On 2023-11-09 11:50:10 +0000, Zakhlystov, Daniil (Nebius) wrote:
> > On 9 Nov 2023, at 01:30, Michael Paquier <michael(at)paquier(dot)xyz> wrote:
> >
> > I am not really convinced that this is worth complicating the skipped
> > path for this goal. In my experience, I've seen complaints where WAL
> > archiving bloat was coming from the archive command not able to keep
> > up with the amount generated by the backend, particularly because the
> > command invocation was taking longer than it takes to generate a new
> > segment.

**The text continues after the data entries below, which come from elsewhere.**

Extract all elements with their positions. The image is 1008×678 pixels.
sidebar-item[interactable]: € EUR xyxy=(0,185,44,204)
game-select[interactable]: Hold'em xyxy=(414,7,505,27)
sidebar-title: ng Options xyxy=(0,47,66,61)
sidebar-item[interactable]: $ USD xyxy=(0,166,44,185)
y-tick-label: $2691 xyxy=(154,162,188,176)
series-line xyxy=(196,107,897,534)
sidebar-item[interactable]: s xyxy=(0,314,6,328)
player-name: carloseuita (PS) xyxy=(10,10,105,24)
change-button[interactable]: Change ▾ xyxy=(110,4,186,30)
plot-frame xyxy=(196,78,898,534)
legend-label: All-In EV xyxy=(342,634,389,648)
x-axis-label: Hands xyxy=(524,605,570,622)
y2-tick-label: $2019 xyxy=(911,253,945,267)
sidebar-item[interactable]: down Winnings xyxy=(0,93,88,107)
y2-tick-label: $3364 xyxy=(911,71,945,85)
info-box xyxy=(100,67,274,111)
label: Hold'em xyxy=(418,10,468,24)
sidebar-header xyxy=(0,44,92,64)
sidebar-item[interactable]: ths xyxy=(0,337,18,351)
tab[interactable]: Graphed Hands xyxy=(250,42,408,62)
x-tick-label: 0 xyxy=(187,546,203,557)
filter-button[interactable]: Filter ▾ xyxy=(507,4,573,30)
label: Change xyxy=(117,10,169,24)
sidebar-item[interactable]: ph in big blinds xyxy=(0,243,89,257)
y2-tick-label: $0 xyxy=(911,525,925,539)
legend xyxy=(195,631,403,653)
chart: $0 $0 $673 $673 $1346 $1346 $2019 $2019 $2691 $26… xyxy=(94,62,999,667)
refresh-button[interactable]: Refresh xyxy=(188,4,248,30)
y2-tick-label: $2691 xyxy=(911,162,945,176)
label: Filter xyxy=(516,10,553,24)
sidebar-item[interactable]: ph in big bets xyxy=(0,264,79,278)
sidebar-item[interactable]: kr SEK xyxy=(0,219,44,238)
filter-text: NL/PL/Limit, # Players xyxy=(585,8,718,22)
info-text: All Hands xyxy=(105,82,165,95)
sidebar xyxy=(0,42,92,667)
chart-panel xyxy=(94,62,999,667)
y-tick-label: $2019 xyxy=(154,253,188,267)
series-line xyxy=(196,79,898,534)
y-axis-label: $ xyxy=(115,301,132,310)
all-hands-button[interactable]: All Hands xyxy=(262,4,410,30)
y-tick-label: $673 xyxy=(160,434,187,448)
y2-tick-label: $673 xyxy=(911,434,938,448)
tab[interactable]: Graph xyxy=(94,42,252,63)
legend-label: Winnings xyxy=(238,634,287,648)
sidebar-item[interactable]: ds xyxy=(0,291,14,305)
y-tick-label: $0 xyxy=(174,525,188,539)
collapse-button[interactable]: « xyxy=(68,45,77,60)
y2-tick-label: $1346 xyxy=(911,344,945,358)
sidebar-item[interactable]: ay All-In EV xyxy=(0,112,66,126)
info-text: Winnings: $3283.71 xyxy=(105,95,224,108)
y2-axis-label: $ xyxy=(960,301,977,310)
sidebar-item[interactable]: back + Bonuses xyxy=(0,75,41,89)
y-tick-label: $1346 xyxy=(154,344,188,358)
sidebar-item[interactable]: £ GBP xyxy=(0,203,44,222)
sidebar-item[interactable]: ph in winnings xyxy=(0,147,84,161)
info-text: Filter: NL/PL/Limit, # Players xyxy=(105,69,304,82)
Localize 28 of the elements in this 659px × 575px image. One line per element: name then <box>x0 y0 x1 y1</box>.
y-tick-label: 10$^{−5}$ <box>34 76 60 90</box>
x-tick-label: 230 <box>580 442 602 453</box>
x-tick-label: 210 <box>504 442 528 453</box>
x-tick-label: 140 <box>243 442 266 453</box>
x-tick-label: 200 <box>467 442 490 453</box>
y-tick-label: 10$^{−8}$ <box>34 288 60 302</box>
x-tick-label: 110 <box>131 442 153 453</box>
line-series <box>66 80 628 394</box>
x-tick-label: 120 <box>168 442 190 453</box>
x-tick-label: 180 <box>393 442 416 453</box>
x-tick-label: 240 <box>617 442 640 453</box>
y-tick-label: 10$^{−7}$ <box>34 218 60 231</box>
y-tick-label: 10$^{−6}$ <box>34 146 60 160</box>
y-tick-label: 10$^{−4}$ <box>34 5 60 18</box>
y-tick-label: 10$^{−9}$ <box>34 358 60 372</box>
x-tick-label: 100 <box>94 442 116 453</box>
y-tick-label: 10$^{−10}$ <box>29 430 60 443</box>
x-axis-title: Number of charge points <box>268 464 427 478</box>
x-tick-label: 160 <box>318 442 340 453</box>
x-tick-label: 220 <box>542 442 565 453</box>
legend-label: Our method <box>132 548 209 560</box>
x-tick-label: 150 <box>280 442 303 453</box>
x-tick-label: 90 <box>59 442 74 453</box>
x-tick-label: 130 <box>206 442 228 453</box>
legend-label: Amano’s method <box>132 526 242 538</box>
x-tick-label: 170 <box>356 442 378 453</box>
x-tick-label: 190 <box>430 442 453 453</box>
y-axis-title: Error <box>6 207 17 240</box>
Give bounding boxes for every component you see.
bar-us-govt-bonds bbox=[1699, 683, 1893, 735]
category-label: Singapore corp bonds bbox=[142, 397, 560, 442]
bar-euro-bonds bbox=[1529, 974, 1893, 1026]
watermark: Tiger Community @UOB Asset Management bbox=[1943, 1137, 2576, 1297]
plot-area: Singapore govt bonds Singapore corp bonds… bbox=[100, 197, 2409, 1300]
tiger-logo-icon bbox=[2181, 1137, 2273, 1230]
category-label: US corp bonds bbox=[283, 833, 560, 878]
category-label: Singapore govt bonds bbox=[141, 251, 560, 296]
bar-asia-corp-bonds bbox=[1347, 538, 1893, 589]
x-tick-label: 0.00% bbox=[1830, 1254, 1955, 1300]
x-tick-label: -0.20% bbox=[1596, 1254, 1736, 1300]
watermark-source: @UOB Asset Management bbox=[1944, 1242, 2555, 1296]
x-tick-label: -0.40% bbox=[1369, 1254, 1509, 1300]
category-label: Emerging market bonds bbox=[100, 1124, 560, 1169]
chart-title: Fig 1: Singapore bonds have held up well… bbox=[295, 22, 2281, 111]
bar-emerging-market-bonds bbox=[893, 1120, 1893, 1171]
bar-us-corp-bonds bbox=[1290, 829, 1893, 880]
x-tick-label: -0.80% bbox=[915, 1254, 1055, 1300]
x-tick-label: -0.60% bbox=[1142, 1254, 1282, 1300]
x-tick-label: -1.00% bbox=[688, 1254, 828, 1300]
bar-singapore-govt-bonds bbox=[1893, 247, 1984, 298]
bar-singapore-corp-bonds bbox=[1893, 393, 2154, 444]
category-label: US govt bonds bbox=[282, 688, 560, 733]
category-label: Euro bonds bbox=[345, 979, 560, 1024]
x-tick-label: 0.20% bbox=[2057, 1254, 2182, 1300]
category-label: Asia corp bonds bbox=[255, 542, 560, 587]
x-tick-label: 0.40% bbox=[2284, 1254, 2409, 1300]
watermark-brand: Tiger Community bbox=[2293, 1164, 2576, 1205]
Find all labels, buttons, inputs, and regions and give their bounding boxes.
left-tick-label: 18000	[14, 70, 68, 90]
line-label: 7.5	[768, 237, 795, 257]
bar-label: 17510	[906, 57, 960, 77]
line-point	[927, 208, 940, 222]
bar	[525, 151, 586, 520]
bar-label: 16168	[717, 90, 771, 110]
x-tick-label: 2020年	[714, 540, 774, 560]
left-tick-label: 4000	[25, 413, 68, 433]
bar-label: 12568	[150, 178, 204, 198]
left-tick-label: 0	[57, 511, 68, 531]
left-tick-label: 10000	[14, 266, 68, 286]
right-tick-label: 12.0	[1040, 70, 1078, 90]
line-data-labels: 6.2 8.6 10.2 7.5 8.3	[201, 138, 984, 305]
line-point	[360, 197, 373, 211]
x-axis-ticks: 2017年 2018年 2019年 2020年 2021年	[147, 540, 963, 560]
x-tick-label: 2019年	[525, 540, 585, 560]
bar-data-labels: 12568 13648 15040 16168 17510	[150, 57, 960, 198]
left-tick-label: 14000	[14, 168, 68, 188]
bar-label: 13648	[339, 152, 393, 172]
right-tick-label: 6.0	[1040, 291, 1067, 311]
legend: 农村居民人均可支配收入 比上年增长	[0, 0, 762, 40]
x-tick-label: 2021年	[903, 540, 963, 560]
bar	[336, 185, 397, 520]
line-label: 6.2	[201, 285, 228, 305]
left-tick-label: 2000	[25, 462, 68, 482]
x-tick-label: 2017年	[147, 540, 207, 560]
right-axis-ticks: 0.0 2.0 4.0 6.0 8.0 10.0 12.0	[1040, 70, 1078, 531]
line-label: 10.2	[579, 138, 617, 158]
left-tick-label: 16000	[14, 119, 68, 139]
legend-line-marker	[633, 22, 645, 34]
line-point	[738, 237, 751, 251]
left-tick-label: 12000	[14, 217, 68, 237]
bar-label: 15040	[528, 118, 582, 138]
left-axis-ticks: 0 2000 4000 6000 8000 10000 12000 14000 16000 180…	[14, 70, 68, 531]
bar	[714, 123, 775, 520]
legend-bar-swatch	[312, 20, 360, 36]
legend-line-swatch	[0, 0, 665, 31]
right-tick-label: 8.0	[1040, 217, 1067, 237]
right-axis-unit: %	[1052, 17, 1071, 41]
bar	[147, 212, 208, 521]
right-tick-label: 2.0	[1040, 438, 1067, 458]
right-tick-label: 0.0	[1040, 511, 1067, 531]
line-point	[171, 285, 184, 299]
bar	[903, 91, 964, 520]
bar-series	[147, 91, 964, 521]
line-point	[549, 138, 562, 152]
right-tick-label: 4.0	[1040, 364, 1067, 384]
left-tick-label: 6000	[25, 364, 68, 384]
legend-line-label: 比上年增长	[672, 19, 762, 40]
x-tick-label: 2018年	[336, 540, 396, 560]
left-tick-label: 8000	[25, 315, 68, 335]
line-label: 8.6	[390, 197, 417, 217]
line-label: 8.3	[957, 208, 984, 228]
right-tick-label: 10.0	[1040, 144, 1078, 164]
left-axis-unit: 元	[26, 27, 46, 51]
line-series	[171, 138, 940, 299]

Even if there is a hole of activity in the server, if too
> > much WAL has been generated it may not be enough to catch up depending
> > on the number of segments that need to be processed. Others are free
> > to chime in with extra opinions, of course.
>
> I agree that there might multiple reasons of pg_wal bloat. Please note that
> I am not addressing the WAL archiving issue at all. My proposal is to add a
> small improvement to the WAL cleanup routine for WALs that have been already
> archived successfully to free the disk space.
>
> Yes, it might be not a common case, but a fairly realistic one. It occurred multiple times
> in our production when we had temporary issues with archiving. This small
> complication of the skipped path will help Postgres to return to a normal operational
> state without any human operator / external control routine intervention.

I agree that the scenario is worth addressing - it's quite a nasty situation.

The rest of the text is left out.